Mas não era de se estranhar: a Academia era o sonho de todo erudito do império. Zhao Kai passara a vida tentando lá ingressar, em vão.
Que Zhao Ling’er recebesse tal oportunidade do nada era, de fato, uma bênção.
Zhao Kai andava de um lado para o outro, inquieto: — Academia... Academia...
De súbito, ergueu a cabeça.
— E onde está Zhong Dajia?
— Já foi embora — disse Zhao Ling’er.
— Não será um impostor? — Zhao Kai, voltando à razão, ponderou que tais sortes não aconteciam facilmente.
Zhao Ling’er lembrou-se das primeiras impressões que tivera de Zhong Dajia e balançou a cabeça: — Creio que não é falso, pai.
— Senhor! Senhor!
Um criado entrou apressado.
— Senhor, há alguém lá fora querendo vê-lo.
— Quem é?
— Trouxe-lhe um cartão de visitas.
Zhao Kai abriu o envelope, onde encontrou algumas linhas em caligrafia vigorosa. Parecia-lhe familiar, até ler a assinatura — Zhong Dajia.
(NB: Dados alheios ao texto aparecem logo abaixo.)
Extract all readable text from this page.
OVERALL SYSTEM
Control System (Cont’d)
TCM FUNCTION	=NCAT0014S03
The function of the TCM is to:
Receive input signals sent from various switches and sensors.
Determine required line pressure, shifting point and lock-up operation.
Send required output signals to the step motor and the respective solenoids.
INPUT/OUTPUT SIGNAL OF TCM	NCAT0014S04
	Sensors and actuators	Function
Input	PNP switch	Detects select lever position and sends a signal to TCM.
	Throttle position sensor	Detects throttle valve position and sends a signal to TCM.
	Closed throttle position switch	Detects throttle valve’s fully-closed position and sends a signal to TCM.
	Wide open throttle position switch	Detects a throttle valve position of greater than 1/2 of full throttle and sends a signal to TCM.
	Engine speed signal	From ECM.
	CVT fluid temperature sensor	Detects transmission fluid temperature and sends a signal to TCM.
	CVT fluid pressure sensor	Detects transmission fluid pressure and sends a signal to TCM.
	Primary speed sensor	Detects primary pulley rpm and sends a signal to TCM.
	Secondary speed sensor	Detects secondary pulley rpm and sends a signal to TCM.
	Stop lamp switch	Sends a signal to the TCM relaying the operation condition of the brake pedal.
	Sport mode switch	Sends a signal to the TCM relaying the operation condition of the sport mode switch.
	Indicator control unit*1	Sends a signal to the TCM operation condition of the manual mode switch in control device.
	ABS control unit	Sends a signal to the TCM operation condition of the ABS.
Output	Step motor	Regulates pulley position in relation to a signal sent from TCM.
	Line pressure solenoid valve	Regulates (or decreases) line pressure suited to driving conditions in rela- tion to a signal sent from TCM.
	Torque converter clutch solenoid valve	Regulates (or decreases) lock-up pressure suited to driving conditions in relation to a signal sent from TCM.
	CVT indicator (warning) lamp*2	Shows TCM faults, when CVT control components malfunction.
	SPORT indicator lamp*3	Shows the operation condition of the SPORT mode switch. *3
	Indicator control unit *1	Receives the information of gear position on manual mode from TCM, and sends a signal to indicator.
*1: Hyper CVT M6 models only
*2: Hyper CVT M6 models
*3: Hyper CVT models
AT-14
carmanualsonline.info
Só então percebeu: era a caligrafia de Zhong Dajia, famosa em todo o Império. Muitos se dedicavam a estudar esse estilo, que originou a atual caligrafia Zhong.
— Pai? — chamou Zhao Ling’er.
Zhao Kai voltou a si de súbito: — Depressa! Recebam-no imediatamente!
...
— O exército do Império nunca vinha às quatro cidades de Anbei. O que está acontecendo? — sussurravam pelas ruas.
— Pois é, há algo estranho no ar.
— Melhor não sair muito nos próximos dias.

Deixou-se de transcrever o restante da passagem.